Silencio.  Reclaman su potestad estos espacios numinosos, pues ha sido objetivo de Dixon concentrarse en lo esencial, una búsqueda compartida con ciertos pintores, estoy pensando en aquella afirmación de Robert Ryman sobre el carácter milagroso de la pintura: como una epifanía surge algo que no estaba antes, un canto tácito parecido y sin embargo siempre diferente[9].

Ejerce nuestra artista la tentativa de crear un lugar, como quien ha conducido el movimiento desde el existir al reposo.  Un espacio pictórico donde traza la tentativa de encontrarse con quien contempla y, este, desplazado queda a un lugar otro, alejado de lo subjetivo de la representación de personas, objetos o lugares concretos, como un vaciamiento.   Liberada también la ausencia como un poder y, desde ahí, ser trasladados hacia un preciosísimo silencio destilado en esos espacios con aire infigurable.  Como una arqueóloga de espacios perdidos, parece representar promesas de sentido bajo una luz oblicua, como un estado de privación capaz de comunicar aquello incomunicable, el fulgor de lo que se ausentó, la celebración de lo indecible, tal aquella música callada conducente a la sabiduría en el sosiego y silencio de la noche que el amor vivifica[10], cántico espiritual entonces.  ¿Podrá la pintura extender su reino?

Ved. Escuchad.  Custodia Dixon una ilusión, alianza de unas pinturas donde oscuridad y claridad, regiones adversas, se encuentran.

Como un privilegio nocturno pleno de su poder de interrogación, con su belleza escarchada.

 

___________________________

NOTAS AL TEXTO

[1] BECKETT, Samuel. Malone muere (1951). Barcelona: Lumen, 1969, p.13

[2] Charles Dickens, en el comienzo de “Almacén de antigüedades (The Old Curiosity Shop)”.  Citado por CALVINO, Italo.  Seis propuestas para el próximo milenio.  Madrid: Siruela, 2010.

[3] DE LA TORRE, Alfonso. Derivas de la imaginación.  Otras visiones de la geometría.  Caracas-Madrid: Galería Odalys, 2021, pp. 29-30.  Se explica en siguiente nota.
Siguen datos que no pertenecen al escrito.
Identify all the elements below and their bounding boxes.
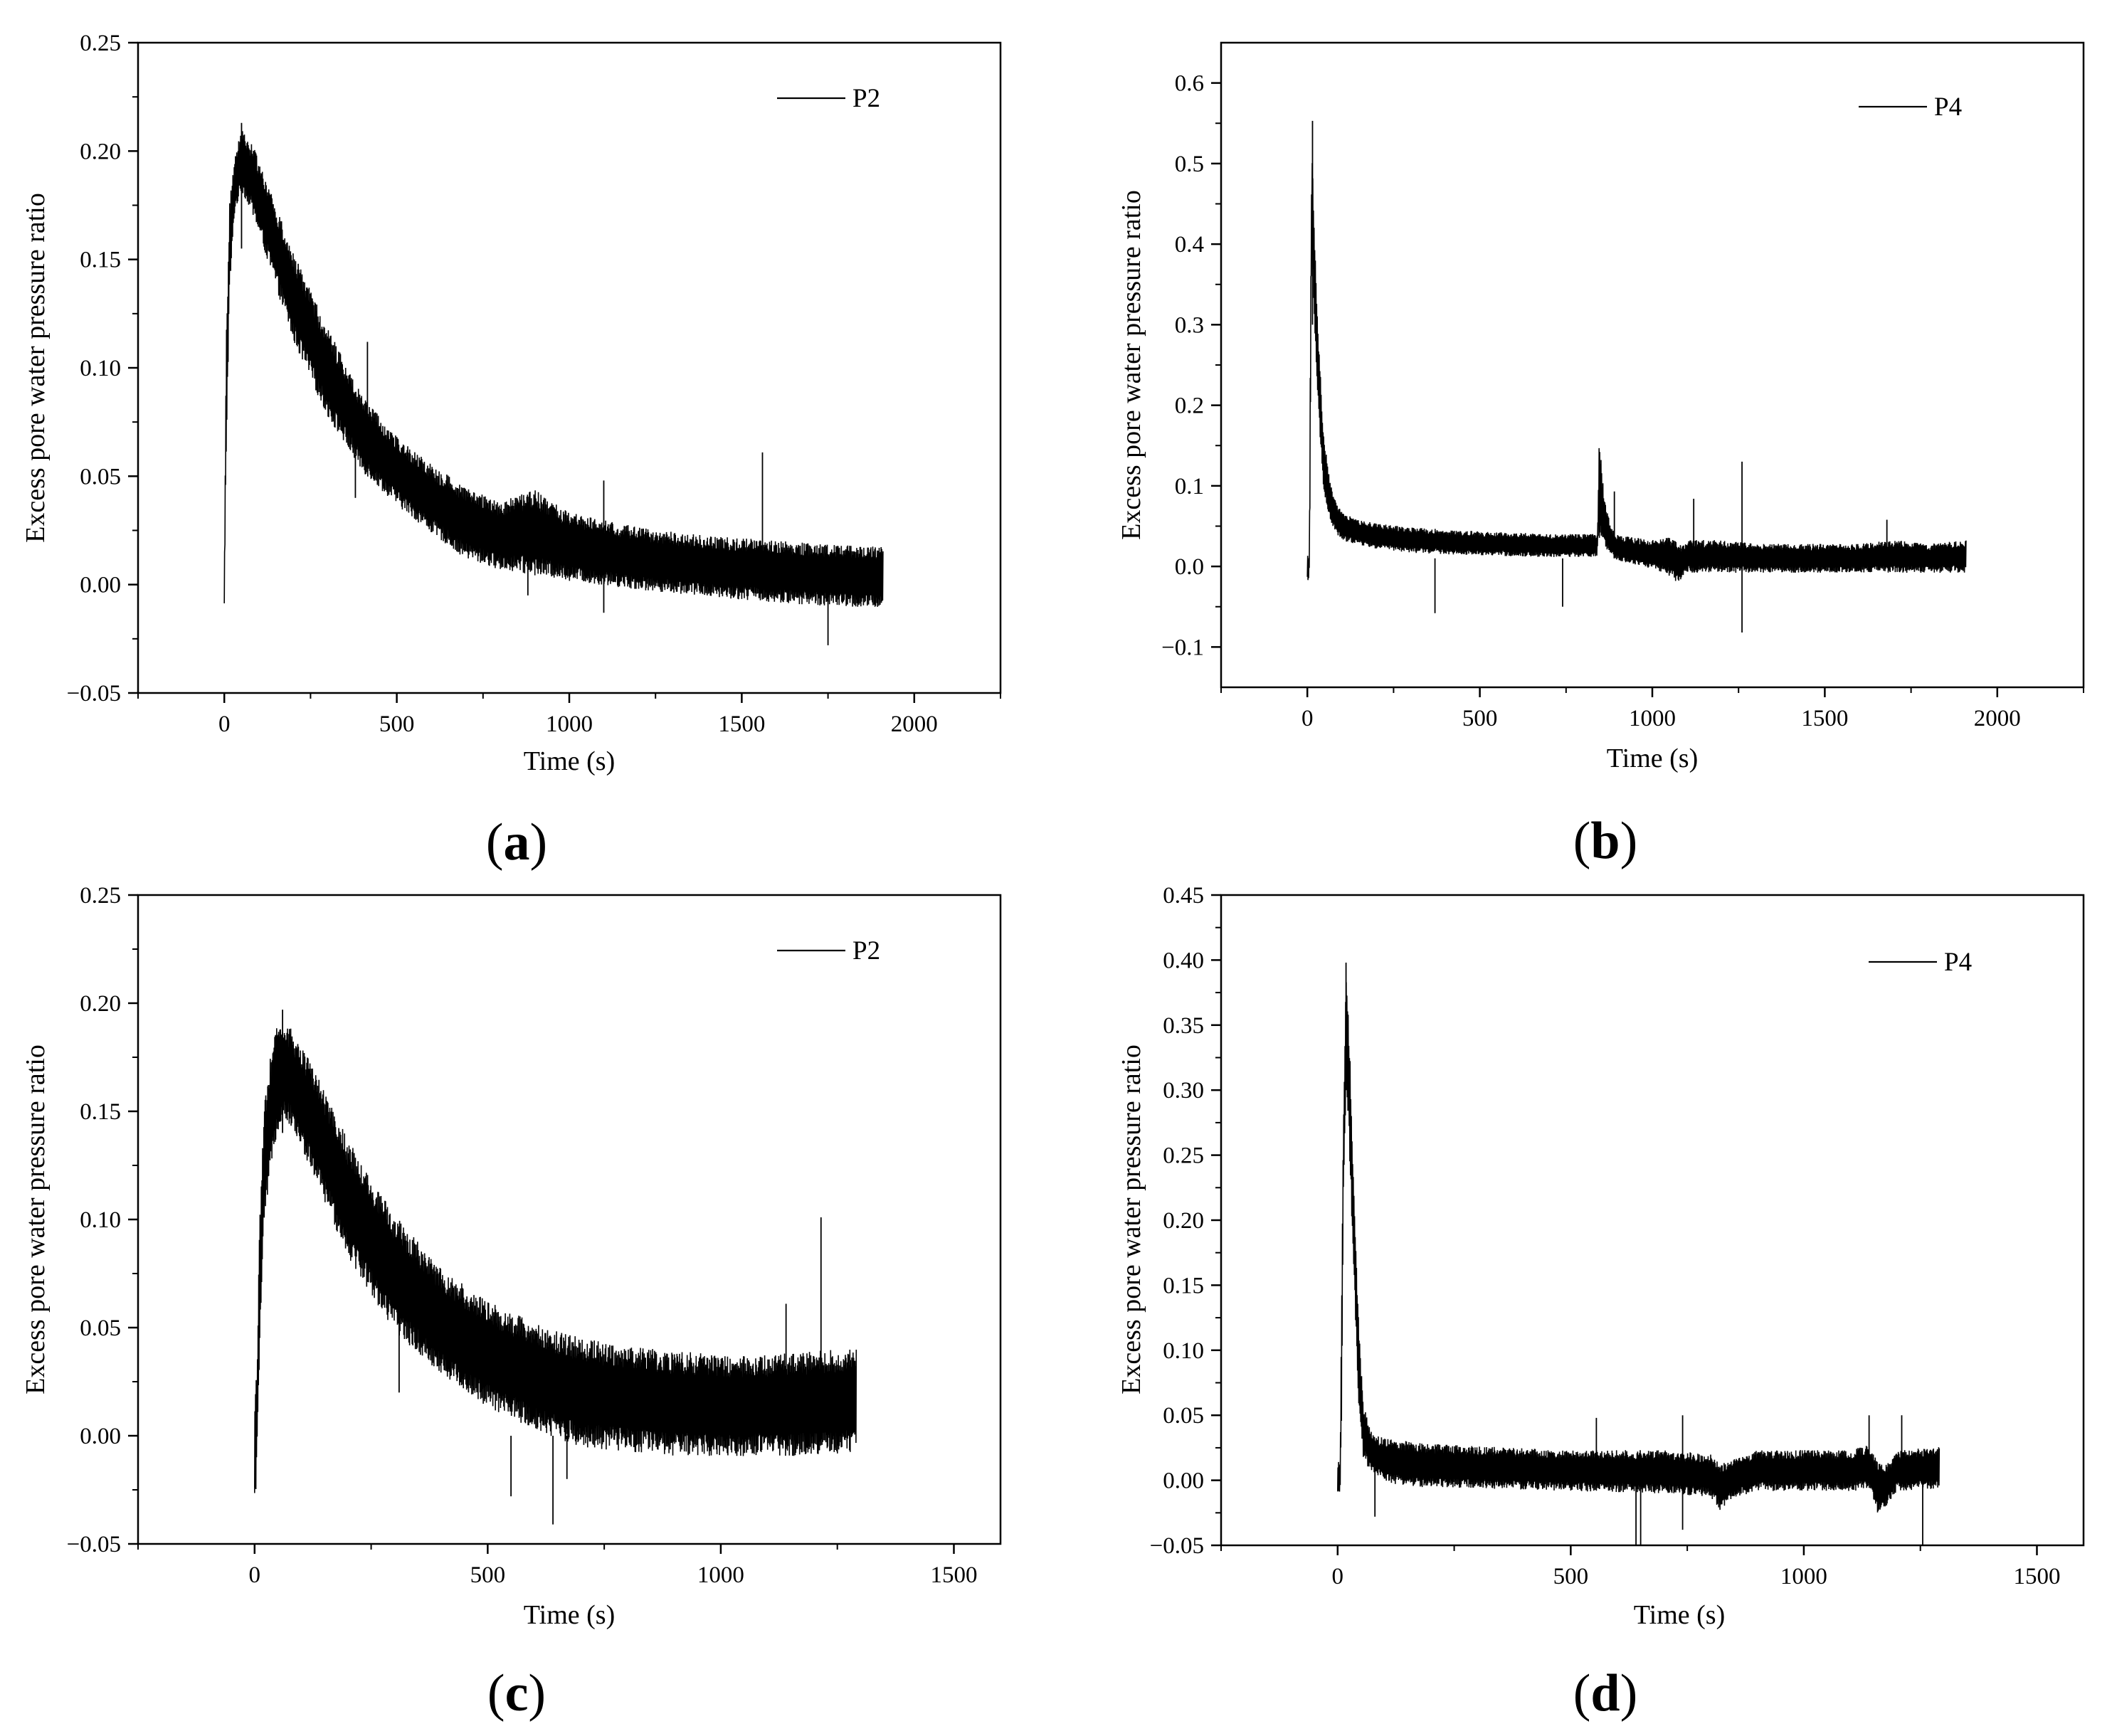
y-tick-label: 0.1 xyxy=(1175,474,1204,499)
x-tick-label: 500 xyxy=(1462,706,1498,731)
x-tick-label: 2000 xyxy=(1974,706,2021,731)
x-tick-label: 500 xyxy=(1553,1564,1589,1589)
y-tick-label: 0.3 xyxy=(1175,312,1204,338)
y-axis-title: Excess pore water pressure ratio xyxy=(1116,1044,1146,1394)
plot-frame xyxy=(137,894,1002,1545)
y-tick-label: 0.10 xyxy=(1163,1338,1204,1364)
chart-panel-d: −0.05 0.00 0.05 0.10 0.15 0.20 0.25 0.30 0.35 0.4… xyxy=(1116,883,2085,1722)
y-tick-label: 0.25 xyxy=(80,31,121,56)
x-tick-label: 500 xyxy=(379,711,415,737)
y-tick-label: 0.25 xyxy=(1163,1143,1204,1169)
y-axis-title: Excess pore water pressure ratio xyxy=(1116,190,1146,540)
y-tick-label: −0.1 xyxy=(1161,635,1204,660)
y-tick-label: 0.20 xyxy=(1163,1208,1204,1234)
y-tick-label: 0.15 xyxy=(1163,1273,1204,1298)
y-tick-label: 0.20 xyxy=(80,139,121,164)
x-tick-label: 0 xyxy=(1332,1564,1344,1589)
y-tick-label: 0.20 xyxy=(80,991,121,1017)
y-tick-label: 0.05 xyxy=(1163,1403,1204,1429)
legend-label: P2 xyxy=(852,936,880,965)
x-axis-title: Time (s) xyxy=(1607,743,1698,773)
panel-label: (a) xyxy=(486,813,547,872)
series-line-p2 xyxy=(254,1028,857,1493)
x-axis-title: Time (s) xyxy=(524,1600,615,1630)
x-tick-label: 1500 xyxy=(930,1562,977,1588)
y-axis-title: Excess pore water pressure ratio xyxy=(21,193,51,543)
legend-label: P4 xyxy=(1944,948,1972,977)
y-tick-label: 0.35 xyxy=(1163,1013,1204,1039)
x-tick-label: 2000 xyxy=(891,711,938,737)
series-line-p2 xyxy=(223,131,884,607)
y-tick-label: 0.10 xyxy=(80,356,121,381)
x-tick-label: 1500 xyxy=(718,711,765,737)
x-tick-label: 1000 xyxy=(1629,706,1676,731)
x-axis-title: Time (s) xyxy=(524,746,615,776)
panel-label: (c) xyxy=(487,1664,546,1722)
plot-frame xyxy=(1220,41,2085,689)
panel-letter: c xyxy=(505,1664,529,1722)
series-line-p4 xyxy=(1306,163,1967,581)
x-tick-label: 1000 xyxy=(546,711,593,737)
panel-label: (d) xyxy=(1573,1664,1637,1722)
y-tick-label: −0.05 xyxy=(67,681,121,706)
y-tick-label: 0.10 xyxy=(80,1207,121,1233)
x-tick-label: 1000 xyxy=(1780,1564,1827,1589)
panel-label: (b) xyxy=(1573,812,1637,870)
y-tick-label: 0.15 xyxy=(80,248,121,273)
y-tick-label: 0.00 xyxy=(1163,1468,1204,1494)
x-axis-title: Time (s) xyxy=(1634,1600,1725,1630)
panel-letter: a xyxy=(504,813,530,872)
y-tick-label: 0.45 xyxy=(1163,883,1204,909)
y-tick-label: 0.5 xyxy=(1175,152,1204,177)
series-line-p4 xyxy=(1337,982,1941,1513)
x-tick-label: 0 xyxy=(218,711,231,737)
x-tick-label: 0 xyxy=(249,1562,261,1588)
legend-label: P2 xyxy=(852,84,880,113)
y-tick-label: 0.05 xyxy=(80,464,121,489)
x-tick-label: 500 xyxy=(470,1562,506,1588)
chart-panel-a: −0.05 0.00 0.05 0.10 0.15 0.20 0.25 0 500 1000 150… xyxy=(21,31,1002,872)
y-tick-label: −0.05 xyxy=(1150,1533,1204,1559)
y-tick-label: 0.25 xyxy=(80,883,121,909)
y-tick-label: 0.6 xyxy=(1175,71,1204,97)
plot-frame xyxy=(137,41,1002,694)
x-tick-label: 1000 xyxy=(697,1562,744,1588)
x-tick-label: 1500 xyxy=(2013,1564,2060,1589)
legend-label: P4 xyxy=(1934,92,1962,122)
y-tick-label: 0.40 xyxy=(1163,948,1204,973)
y-tick-label: 0.30 xyxy=(1163,1078,1204,1103)
panel-letter: d xyxy=(1590,1664,1620,1722)
chart-panel-b: −0.1 0.0 0.1 0.2 0.3 0.4 0.5 0.6 0 500 1000 1500 200… xyxy=(1116,41,2085,870)
chart-panel-c: −0.05 0.00 0.05 0.10 0.15 0.20 0.25 0 500 1000 150… xyxy=(21,883,1002,1722)
y-tick-label: 0.0 xyxy=(1175,554,1204,580)
y-tick-label: 0.05 xyxy=(80,1316,121,1341)
y-tick-label: 0.4 xyxy=(1175,232,1204,258)
y-tick-label: −0.05 xyxy=(67,1532,121,1557)
y-tick-label: 0.00 xyxy=(80,1424,121,1449)
y-tick-label: 0.15 xyxy=(80,1099,121,1125)
y-axis-title: Excess pore water pressure ratio xyxy=(21,1044,51,1394)
x-tick-label: 0 xyxy=(1301,706,1314,731)
y-tick-label: 0.00 xyxy=(80,573,121,598)
panel-letter: b xyxy=(1590,812,1620,870)
plot-frame xyxy=(1220,894,2085,1547)
x-tick-label: 1500 xyxy=(1801,706,1848,731)
y-tick-label: 0.2 xyxy=(1175,393,1204,419)
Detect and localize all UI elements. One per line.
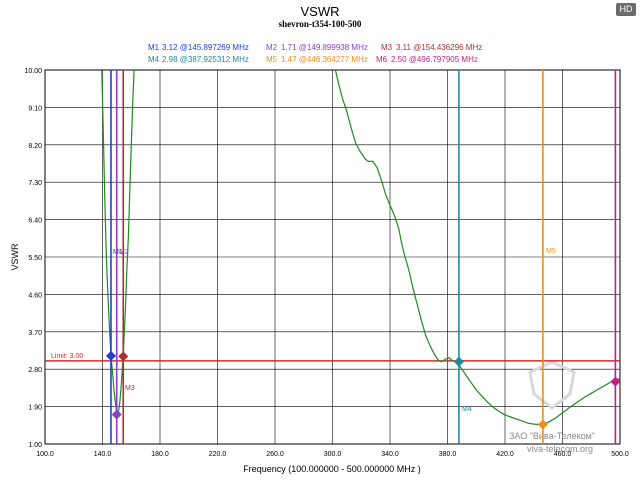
limit-line-group: Limit: 3.00 (45, 353, 620, 362)
x-tick-label: 340.0 (381, 451, 399, 458)
x-tick-label: 300.0 (324, 451, 342, 458)
marker-label-m1: M1 (113, 249, 123, 256)
marker-label-m3: M3 (125, 385, 135, 392)
x-tick-label: 500.0 (611, 451, 629, 458)
marker-label-m5: M5 (546, 248, 556, 255)
y-tick-label: 1.00 (28, 442, 42, 449)
grid (45, 70, 620, 444)
shield-icon (528, 360, 576, 410)
y-tick-label: 10.00 (24, 68, 42, 75)
x-tick-label: 180.0 (151, 451, 169, 458)
legend-m1-id: M1 (148, 43, 160, 52)
x-tick-label: 100.0 (36, 451, 54, 458)
legend-m4-id: M4 (148, 55, 160, 64)
y-tick-label: 8.20 (28, 143, 42, 150)
limit-label: Limit: 3.00 (51, 353, 83, 360)
hd-badge[interactable]: HD (616, 3, 636, 16)
legend-m6-value: 2.50 @496.797905 MHz (391, 55, 478, 64)
y-tick-label: 2.80 (28, 367, 42, 374)
x-tick-label: 380.0 (439, 451, 457, 458)
legend-m5-id: M5 (266, 55, 278, 64)
watermark-site: viva-telecom.org (527, 444, 593, 454)
y-tick-label: 3.70 (28, 330, 42, 337)
y-tick-label: 9.10 (28, 105, 42, 112)
vswr-trace (334, 69, 621, 426)
markers: M1M2M3M4M5 (105, 70, 621, 444)
x-tick-label: 420.0 (496, 451, 514, 458)
chart-title: VSWR (301, 4, 340, 19)
y-axis-label: VSWR (10, 243, 20, 271)
x-tick-label: 260.0 (266, 451, 284, 458)
x-tick-label: 220.0 (209, 451, 227, 458)
watermark: ЗАО "Вива-Телеком" viva-telecom.org (509, 360, 595, 454)
marker-diamond-m5 (537, 419, 548, 430)
axis-ticks: 100.0 140.0 180.0 220.0 260.0 300.0 340.0 380.0… (24, 68, 628, 458)
marker-label-m4: M4 (462, 406, 472, 413)
legend-m2-id: M2 (266, 43, 278, 52)
x-tick-label: 460.0 (554, 451, 572, 458)
marker-diamond-m6 (610, 376, 621, 387)
marker-diamond-m2 (111, 409, 122, 420)
y-tick-label: 6.40 (28, 218, 42, 225)
watermark-company: ЗАО "Вива-Телеком" (509, 431, 595, 441)
marker-diamond-m4 (453, 356, 464, 367)
y-tick-label: 1.90 (28, 405, 42, 412)
y-tick-label: 7.30 (28, 180, 42, 187)
x-axis-label: Frequency (100.000000 - 500.000000 MHz ) (243, 464, 421, 474)
y-tick-label: 5.50 (28, 255, 42, 262)
legend-m3-value: 3.11 @154.436296 MHz (396, 43, 482, 52)
marker-diamond-m3 (118, 351, 129, 362)
legend-m5-value: 1.47 @446.364277 MHz (281, 55, 368, 64)
x-tick-label: 140.0 (94, 451, 112, 458)
legend-m3-id: M3 (381, 43, 393, 52)
chart-subtitle: shevron-t354-100-500 (279, 19, 362, 29)
legend-m1-value: 3.12 @145.897269 MHz (162, 43, 249, 52)
legend-m2-value: 1.71 @149.899938 MHz (281, 43, 368, 52)
legend-m6-id: M6 (376, 55, 388, 64)
y-tick-label: 4.60 (28, 292, 42, 299)
marker-diamond-m1 (105, 350, 116, 361)
legend-m4-value: 2.98 @387.925312 MHz (162, 55, 249, 64)
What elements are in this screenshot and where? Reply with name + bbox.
[4] Estoy citando el título de la exposición antes mencionada, en donde se incluían las obras de Dixon: “Red, black & green” y “Soirée”, ambas de 2020.

[5] Estoy aludiendo al título de una obra de Mónica Dixon, “Dark Passage” (2020).

[6] Plinio el Viejo, Historia Natural-Libro XXXVI, entrada LXVII. [1]: “Otro género es el vidrio de obsidiana, algo similar a la piedra que fue descubierta en Etiopía por Obsidius. Esta piedra es muy oscura, a veces translúcida, pero que formando espejo para la pared, hace la sombra en lugar de la imagen de los objetos”.

[7] Título de su exposición de 2021 en la Galería Caicoya, de Oviedo.

[8] RUSELL, Bertrand. Introducción al Tractatus lógico-philosophicus.  Madrid: Alianza Editorial, 2003, p. 164.

[9] Robert Ryman citado por: FRÉMON, Jean. Samuel Beckett. El mundo y el pantalón.  Epílogo (1989).  Barcelona: Elba, 2017, pp. 88-89.

[10] SAN JUAN DE LA CRUZ.  Cántico espiritual.  Barcelona: Lumen, 2021 (la edición consultada).  Canción 14, p. 183.